Впервые в жизни Мерион не сдержался, стал кричать, громко рыдал, рвал на себе волосы. Лицо его налилось кровью и так изменилось, что его нельзя было узнать. Вбежали дети. Они стали кричать и плакать, цепляясь за подол матери. А Мерион в исступлении кричал:
— Злодейка! Грабительница! Убийца!
Трудно сказать, чем бы кончилось это объяснение, если бы жена Мериона в порыве гнева не вытащила свои ларцы с драгоценностями и не швырнула их к ногам мужа.

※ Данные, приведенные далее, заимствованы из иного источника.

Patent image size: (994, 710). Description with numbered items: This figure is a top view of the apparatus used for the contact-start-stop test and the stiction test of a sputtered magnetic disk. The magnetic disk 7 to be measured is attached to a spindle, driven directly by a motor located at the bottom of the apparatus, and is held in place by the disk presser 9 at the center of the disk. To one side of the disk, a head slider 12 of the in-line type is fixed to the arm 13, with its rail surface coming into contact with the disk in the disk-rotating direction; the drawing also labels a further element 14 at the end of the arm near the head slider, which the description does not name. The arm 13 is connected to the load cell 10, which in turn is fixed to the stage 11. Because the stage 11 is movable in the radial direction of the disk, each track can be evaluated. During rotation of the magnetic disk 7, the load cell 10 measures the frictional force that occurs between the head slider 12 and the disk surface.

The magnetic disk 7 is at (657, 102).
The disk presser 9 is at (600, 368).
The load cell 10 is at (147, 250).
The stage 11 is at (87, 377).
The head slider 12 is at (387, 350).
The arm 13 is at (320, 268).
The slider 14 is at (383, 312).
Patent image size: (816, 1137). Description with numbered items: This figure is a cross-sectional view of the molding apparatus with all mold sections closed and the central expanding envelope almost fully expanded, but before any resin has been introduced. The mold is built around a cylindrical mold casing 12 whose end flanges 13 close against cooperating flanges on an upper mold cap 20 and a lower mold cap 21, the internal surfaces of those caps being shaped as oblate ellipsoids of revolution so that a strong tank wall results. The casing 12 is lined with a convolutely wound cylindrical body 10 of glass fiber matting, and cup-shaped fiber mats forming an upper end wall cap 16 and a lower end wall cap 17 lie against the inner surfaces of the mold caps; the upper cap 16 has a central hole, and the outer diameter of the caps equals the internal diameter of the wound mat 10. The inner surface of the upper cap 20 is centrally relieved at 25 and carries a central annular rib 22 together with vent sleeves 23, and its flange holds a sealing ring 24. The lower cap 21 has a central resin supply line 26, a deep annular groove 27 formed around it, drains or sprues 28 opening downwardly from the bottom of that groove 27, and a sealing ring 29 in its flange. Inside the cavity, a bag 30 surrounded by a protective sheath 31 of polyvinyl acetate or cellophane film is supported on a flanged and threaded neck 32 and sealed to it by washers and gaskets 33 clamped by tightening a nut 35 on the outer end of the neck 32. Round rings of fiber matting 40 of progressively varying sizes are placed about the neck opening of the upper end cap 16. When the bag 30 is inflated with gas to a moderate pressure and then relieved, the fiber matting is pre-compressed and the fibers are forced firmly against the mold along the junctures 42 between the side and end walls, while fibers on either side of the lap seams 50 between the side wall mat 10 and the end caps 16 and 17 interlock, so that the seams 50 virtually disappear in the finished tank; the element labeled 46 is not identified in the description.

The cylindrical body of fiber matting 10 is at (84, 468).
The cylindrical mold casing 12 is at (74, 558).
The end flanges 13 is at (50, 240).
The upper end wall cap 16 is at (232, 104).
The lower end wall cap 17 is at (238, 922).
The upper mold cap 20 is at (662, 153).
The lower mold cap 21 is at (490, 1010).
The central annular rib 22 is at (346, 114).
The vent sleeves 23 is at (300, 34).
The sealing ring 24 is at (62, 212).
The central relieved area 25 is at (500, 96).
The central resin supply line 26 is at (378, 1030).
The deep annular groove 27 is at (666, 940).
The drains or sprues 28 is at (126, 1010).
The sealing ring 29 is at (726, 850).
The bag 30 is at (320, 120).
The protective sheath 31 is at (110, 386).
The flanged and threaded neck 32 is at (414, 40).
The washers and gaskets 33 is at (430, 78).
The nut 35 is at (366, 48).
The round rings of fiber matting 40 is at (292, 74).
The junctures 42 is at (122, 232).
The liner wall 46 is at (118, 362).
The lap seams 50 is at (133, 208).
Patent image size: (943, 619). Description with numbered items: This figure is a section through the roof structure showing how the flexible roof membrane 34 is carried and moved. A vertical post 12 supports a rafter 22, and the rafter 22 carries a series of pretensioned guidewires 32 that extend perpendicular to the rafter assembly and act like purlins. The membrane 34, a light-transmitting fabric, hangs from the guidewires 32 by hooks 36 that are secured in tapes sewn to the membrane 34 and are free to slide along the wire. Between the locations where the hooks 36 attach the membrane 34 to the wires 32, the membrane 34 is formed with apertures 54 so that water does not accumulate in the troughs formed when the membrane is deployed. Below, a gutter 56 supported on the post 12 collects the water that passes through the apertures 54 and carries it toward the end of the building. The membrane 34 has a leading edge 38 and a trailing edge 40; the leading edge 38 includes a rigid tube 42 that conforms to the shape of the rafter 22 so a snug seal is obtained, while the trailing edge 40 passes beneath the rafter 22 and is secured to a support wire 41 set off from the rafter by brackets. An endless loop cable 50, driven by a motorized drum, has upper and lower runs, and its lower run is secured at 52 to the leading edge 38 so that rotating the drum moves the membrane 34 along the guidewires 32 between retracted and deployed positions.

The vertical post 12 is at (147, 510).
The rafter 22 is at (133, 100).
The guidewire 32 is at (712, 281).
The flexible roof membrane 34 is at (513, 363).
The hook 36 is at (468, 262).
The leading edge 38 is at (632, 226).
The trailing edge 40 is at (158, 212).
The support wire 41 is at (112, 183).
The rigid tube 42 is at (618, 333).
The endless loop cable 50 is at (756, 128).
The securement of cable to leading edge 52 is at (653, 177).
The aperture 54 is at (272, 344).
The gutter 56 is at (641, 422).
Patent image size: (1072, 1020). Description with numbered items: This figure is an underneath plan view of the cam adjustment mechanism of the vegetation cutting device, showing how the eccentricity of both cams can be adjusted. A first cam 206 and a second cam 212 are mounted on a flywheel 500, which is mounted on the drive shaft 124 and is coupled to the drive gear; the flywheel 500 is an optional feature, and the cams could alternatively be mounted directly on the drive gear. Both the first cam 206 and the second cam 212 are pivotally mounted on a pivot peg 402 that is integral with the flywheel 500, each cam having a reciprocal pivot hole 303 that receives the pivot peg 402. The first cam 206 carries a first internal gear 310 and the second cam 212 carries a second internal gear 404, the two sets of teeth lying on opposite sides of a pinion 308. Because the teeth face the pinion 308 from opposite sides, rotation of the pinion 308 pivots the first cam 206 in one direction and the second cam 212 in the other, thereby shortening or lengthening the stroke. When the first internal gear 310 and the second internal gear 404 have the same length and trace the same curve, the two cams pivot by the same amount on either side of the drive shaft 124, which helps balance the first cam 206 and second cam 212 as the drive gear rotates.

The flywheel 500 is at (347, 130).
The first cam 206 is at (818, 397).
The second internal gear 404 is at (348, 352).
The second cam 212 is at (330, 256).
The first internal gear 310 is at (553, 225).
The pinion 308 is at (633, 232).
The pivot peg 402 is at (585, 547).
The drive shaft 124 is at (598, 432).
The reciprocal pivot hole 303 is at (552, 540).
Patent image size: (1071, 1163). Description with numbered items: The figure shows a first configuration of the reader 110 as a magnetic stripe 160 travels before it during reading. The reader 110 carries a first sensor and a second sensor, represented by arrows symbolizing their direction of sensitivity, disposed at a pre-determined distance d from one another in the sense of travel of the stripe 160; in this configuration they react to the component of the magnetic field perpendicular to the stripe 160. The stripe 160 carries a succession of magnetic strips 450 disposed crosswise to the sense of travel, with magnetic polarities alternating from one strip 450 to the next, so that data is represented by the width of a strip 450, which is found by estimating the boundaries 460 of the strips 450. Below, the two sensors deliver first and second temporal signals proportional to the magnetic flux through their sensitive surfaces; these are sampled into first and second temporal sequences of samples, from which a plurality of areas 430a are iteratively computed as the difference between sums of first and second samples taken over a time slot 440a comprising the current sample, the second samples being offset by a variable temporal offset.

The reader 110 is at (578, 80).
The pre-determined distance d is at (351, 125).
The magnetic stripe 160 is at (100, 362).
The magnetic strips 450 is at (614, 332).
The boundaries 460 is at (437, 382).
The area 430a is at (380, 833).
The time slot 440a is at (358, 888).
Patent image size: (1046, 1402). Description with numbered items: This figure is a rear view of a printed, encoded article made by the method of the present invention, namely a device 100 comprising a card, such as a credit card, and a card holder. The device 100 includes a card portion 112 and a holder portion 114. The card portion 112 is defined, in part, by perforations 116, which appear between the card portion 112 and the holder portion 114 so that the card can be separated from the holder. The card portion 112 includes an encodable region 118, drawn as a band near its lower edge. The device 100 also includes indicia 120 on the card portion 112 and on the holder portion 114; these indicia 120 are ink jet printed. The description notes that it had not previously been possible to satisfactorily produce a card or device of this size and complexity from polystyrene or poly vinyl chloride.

— Я покину твой дом. Я уведу с собой детей. Я пойду к судье Силона и потреблю отобрать у тебя все, что нам положено, раз ты отказываешься от нас.
— Иди к судье! — закричал Мерион. — Если он справедлив, то накажет тебя, тяжко накажет за твое злодейство. А пока вспомни, где искать дом римского вельможи. Вспомни сейчас же!
— На берегу моря. — пролепетала сквозь слезы жена Мериона, утирая лица плачущих детей.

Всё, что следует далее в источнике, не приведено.